Another silence. “I’ve thought about it.”
“Maybe you should think about it a little harder. There is absolutely no reason you should have to put up with this. You work for a network company, right?”
“We set up computer networks and databases, mostly for large retail and purchasing operations.”
She wasn’t really sure what that meant, but she knew it was cutting-edge technology stuff. “Then I’ll bet your skills are in demand. Especially in this town.” They’d already established that he lived in D.C. and she was in the area, too, but she didn’t tell him exactly where. “Get out there and get yourself in front of the people who are hiring.”
“I don’t go out much.”
“You should,” she said emphatically, knowing she was a hypocrite. “It’s important. Don’t get so stuck in your ways that you can’t get out of them. It’s all about getting out.”

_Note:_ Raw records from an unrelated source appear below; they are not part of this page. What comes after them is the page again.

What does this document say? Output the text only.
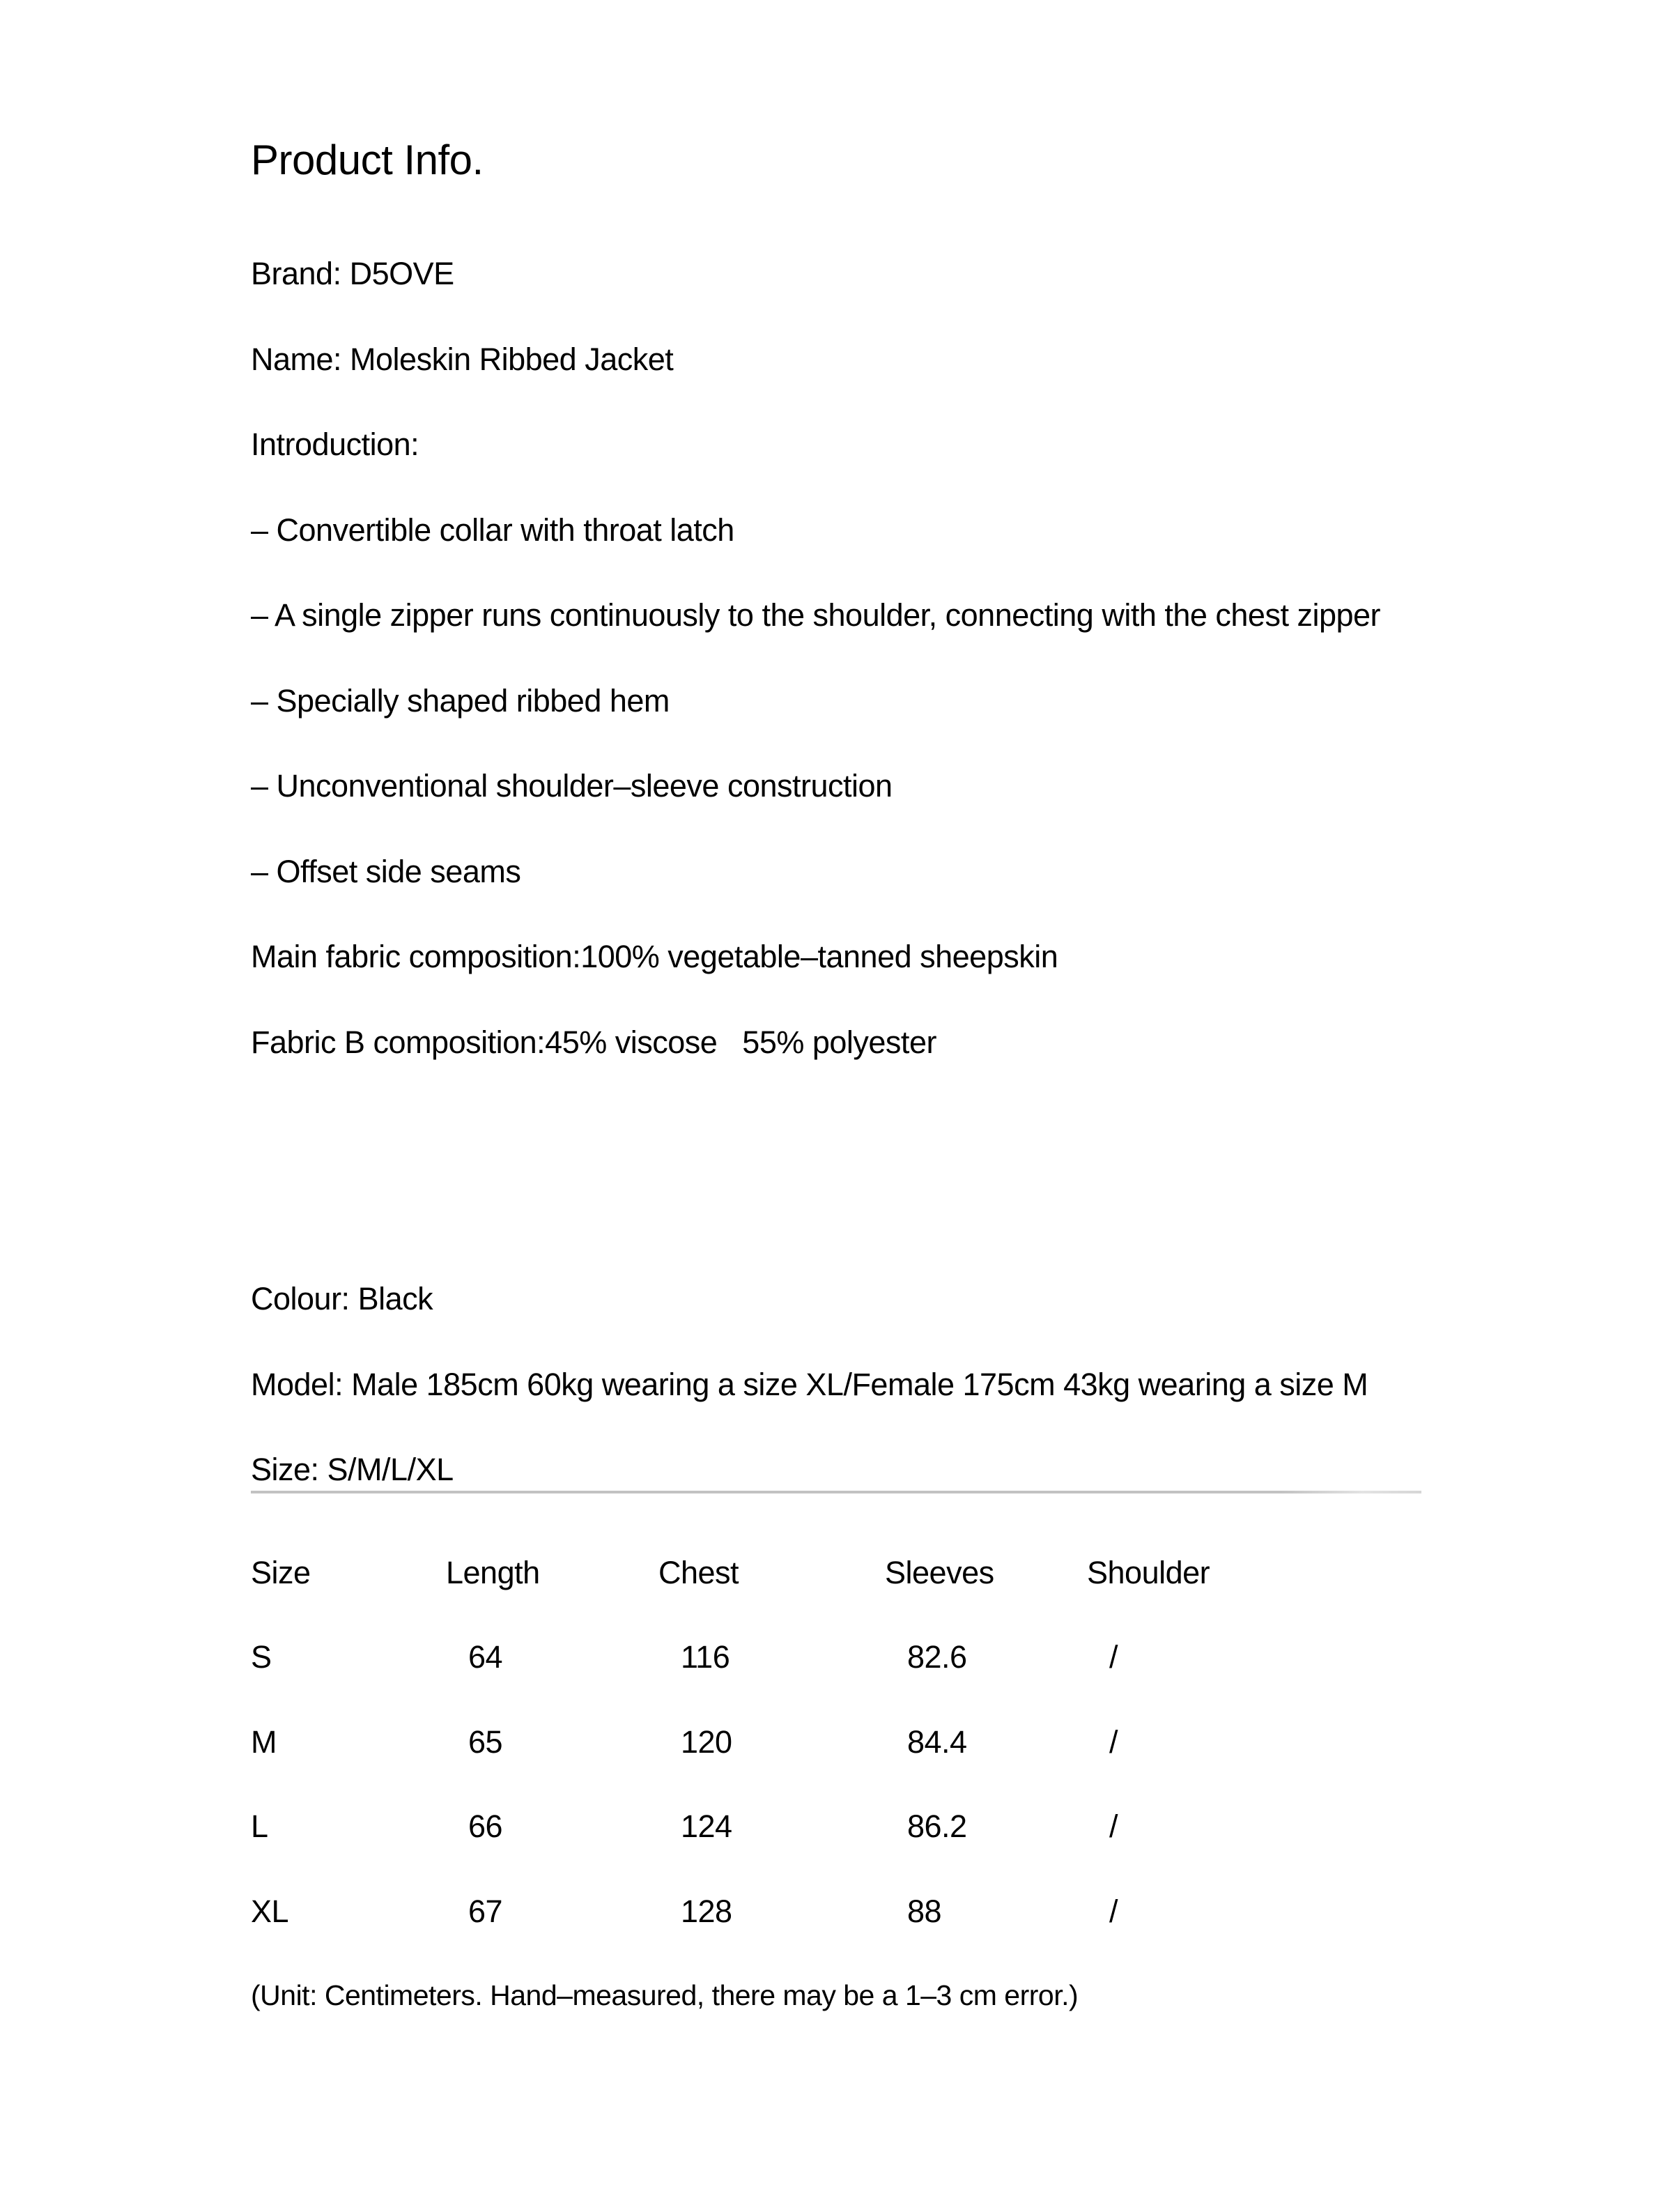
Product Info.

Brand: D5OVE

Name: Moleskin Ribbed Jacket

Introduction:

– Convertible collar with throat latch

– A single zipper runs continuously to the shoulder, connecting with the chest zipper

– Specially shaped ribbed hem

– Unconventional shoulder–sleeve construction

– Offset side seams

Main fabric composition:100% vegetable–tanned sheepskin

Fabric B composition:45% viscose   55% polyester

Colour: Black

Model: Male 185cm 60kg wearing a size XL/Female 175cm 43kg wearing a size M

Size: S/M/L/XL

Size	Length	Chest	Sleeves	Shoulder
S	64	116	82.6	/
M	65	120	84.4	/
L	66	124	86.2	/
XL	67	128	88	/

(Unit: Centimeters. Hand–measured, there may be a 1–3 cm error.)
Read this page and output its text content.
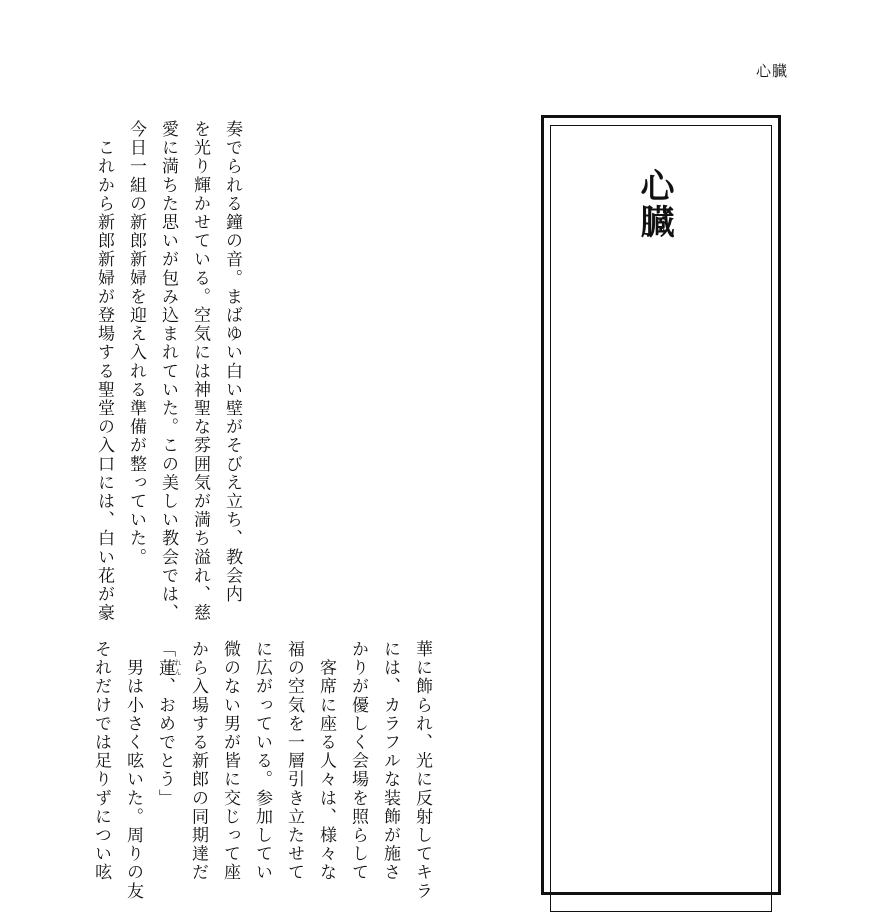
心臓
心臓
奏でられる鐘の音。まばゆい白い壁がそびえ立ち、教会内
を光り輝かせている。空気には神聖な雰囲気が満ち溢れ、慈
愛に満ちた思いが包み込まれていた。この美しい教会では、
今日一組の新郎新婦を迎え入れる準備が整っていた。
　これから新郎新婦が登場する聖堂の入口には、白い花が豪
華に飾られ、光に反射してキラ
には、カラフルな装飾が施さ
かりが優しく会場を照らして
　客席に座る人々は、様々な
福の空気を一層引き立たせて
に広がっている。参加してい
微のない男が皆に交じって座
から入場する新郎の同期達だ
「蓮 れん、おめでとう」
　男は小さく呟いた。周りの友
それだけでは足りずについ呟
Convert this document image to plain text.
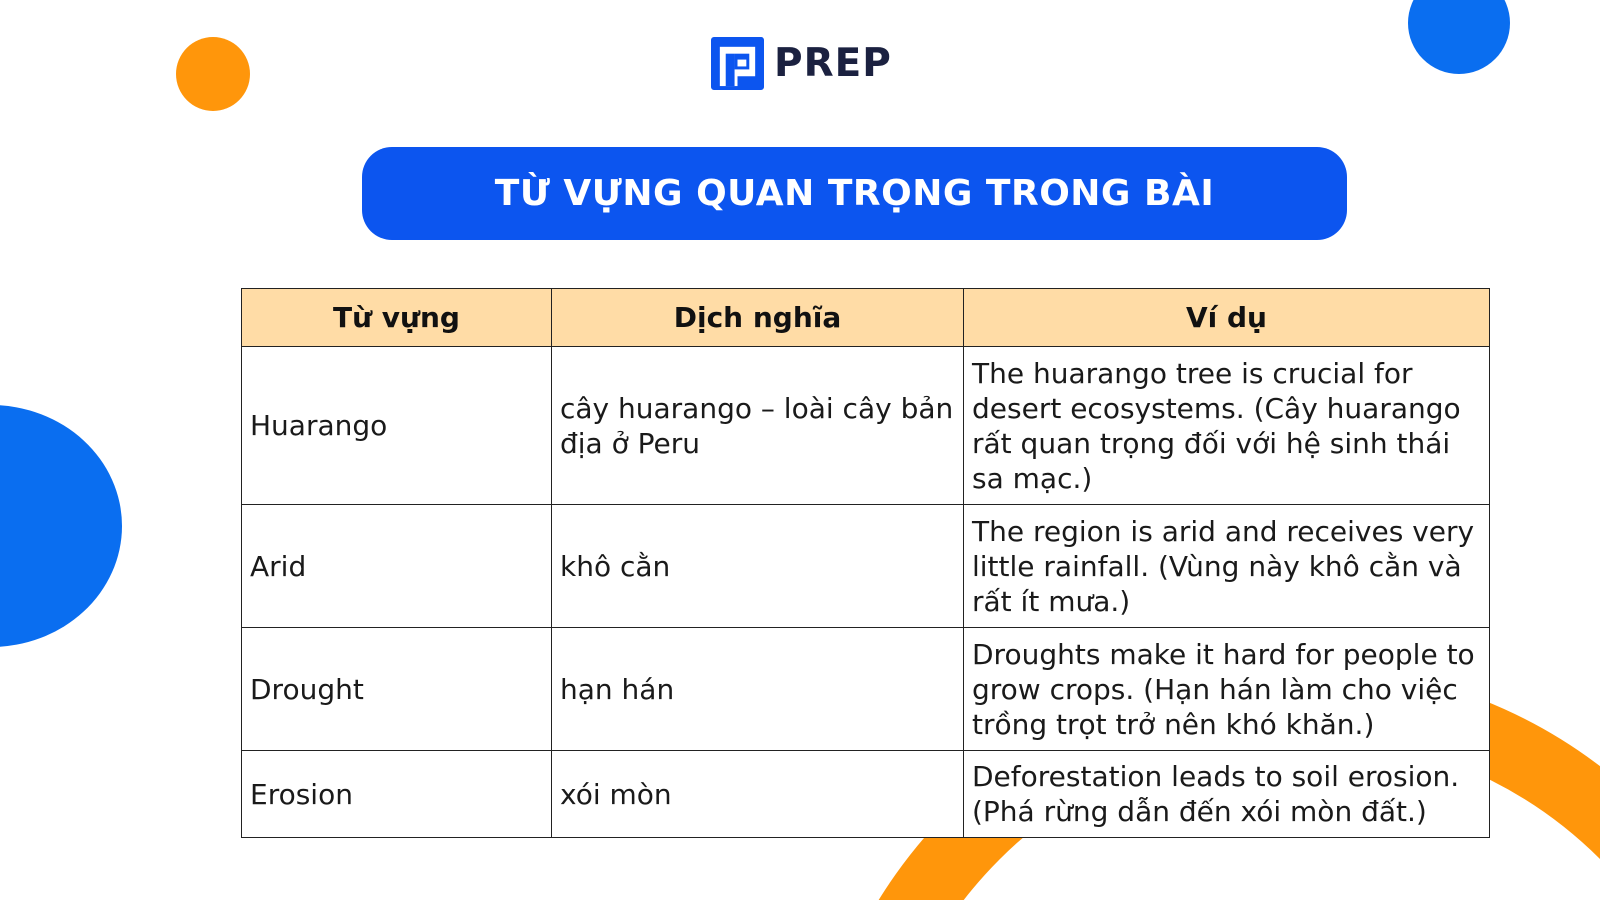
PREP
TỪ VỰNG QUAN TRỌNG TRONG BÀI
Từ vựng	Dịch nghĩa	Ví dụ
Huarango	cây huarango – loài cây bản địa ở Peru	The huarango tree is crucial for desert ecosystems. (Cây huarango rất quan trọng đối với hệ sinh thái sa mạc.)
Arid	khô cằn	The region is arid and receives very little rainfall. (Vùng này khô cằn và rất ít mưa.)
Drought	hạn hán	Droughts make it hard for people to grow crops. (Hạn hán làm cho việc trồng trọt trở nên khó khăn.)
Erosion	xói mòn	Deforestation leads to soil erosion. (Phá rừng dẫn đến xói mòn đất.)
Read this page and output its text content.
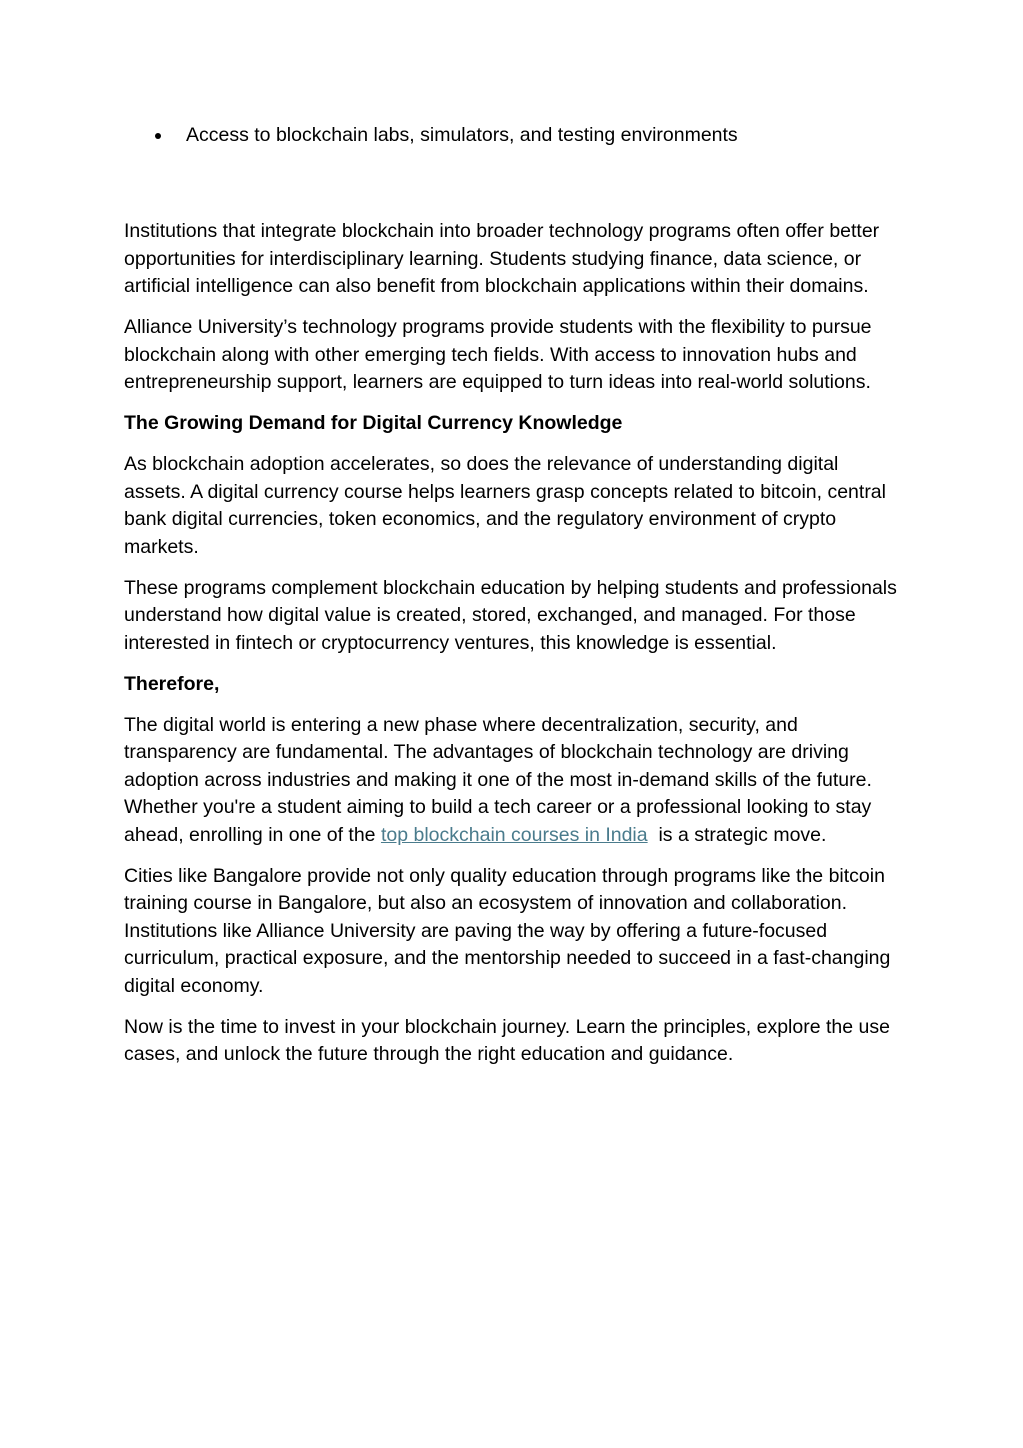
Access to blockchain labs, simulators, and testing environments

Institutions that integrate blockchain into broader technology programs often offer better opportunities for interdisciplinary learning. Students studying finance, data science, or artificial intelligence can also benefit from blockchain applications within their domains.

Alliance University’s technology programs provide students with the flexibility to pursue blockchain along with other emerging tech fields. With access to innovation hubs and entrepreneurship support, learners are equipped to turn ideas into real-world solutions.

The Growing Demand for Digital Currency Knowledge

As blockchain adoption accelerates, so does the relevance of understanding digital assets. A digital currency course helps learners grasp concepts related to bitcoin, central bank digital currencies, token economics, and the regulatory environment of crypto markets.

These programs complement blockchain education by helping students and professionals understand how digital value is created, stored, exchanged, and managed. For those interested in fintech or cryptocurrency ventures, this knowledge is essential.

Therefore,

The digital world is entering a new phase where decentralization, security, and transparency are fundamental. The advantages of blockchain technology are driving adoption across industries and making it one of the most in-demand skills of the future. Whether you're a student aiming to build a tech career or a professional looking to stay ahead, enrolling in one of the top blockchain courses in India  is a strategic move.

Cities like Bangalore provide not only quality education through programs like the bitcoin training course in Bangalore, but also an ecosystem of innovation and collaboration. Institutions like Alliance University are paving the way by offering a future-focused curriculum, practical exposure, and the mentorship needed to succeed in a fast-changing digital economy.

Now is the time to invest in your blockchain journey. Learn the principles, explore the use cases, and unlock the future through the right education and guidance.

For some. For others, like Sandra, it was all about being a home-body. If she didn’t have this job, she’d just have some other job that didn’t require much social interaction. That was just the way she was. It always astonished her when her parents tol
d her she was a social butterfly of a child, because as soon as she’d reached grade school—some of her earliest memories—she’d wanted nothing more than to stay home and hide from the other children. She’d preferred reading to playing Red Rover on the playground.
Then again, she’d have preferred chewing on tinfoil to playing Red Rover, so maybe it wasn’t that she had a problem being social so much as she had a problem being made fun of.
Sandra couldn’t remember a time when she didn’t feel self-conscious in the company of other people. Whether it was because of the external taunts of “blubber butt”—and all the other equally unimaginative but alliterative names—when she was at school, or because of her own internal dialogue—not so unkind as her classmates, but nevertheless harsh—when she was with her family, she didn’t know.
Some people dealt with their childhood traumas by facing them head-on, bursting through them, and emerging on the other side so completely opposite of how they’d begun that people marveled at the transformation.
Others coped more quietly, functioning normally, if not remarkably, and trying not to think about the problems of the past.
Then there were the ones who got so stuck in the tar that they couldn’t quite get it off their shoes. They might appear normal, under some circumstances, but there was always a personality glitch. In extreme extreme cases—Ted Bundy came to mind—things like serial murder and cannibalism.
But the rest of the extreme cases just had their own private demons to wrestle with; usually no one else got hurt. It may be a fear of dogs (cynophobia); fear of public speaking (glossophobia); or even a crippling fear of otters (utraphobia).
Sandra had no problem with otters.
No, Sandra’s fear was of leaving the safety of home.
Agoraphobia.
As a matter of fact, thanks to the wonders of Internet shopping and grocery delivery, she hadn’t left home in three months.
Oh, Sandra had issues. Not one of them was too big, too dark, too serious, but add her weight issues, self-consciousness, shyness, and the feeling that her parents preferred her sister all together, and you had one neurotic person who was in real danger of becoming a game show–watching hermit.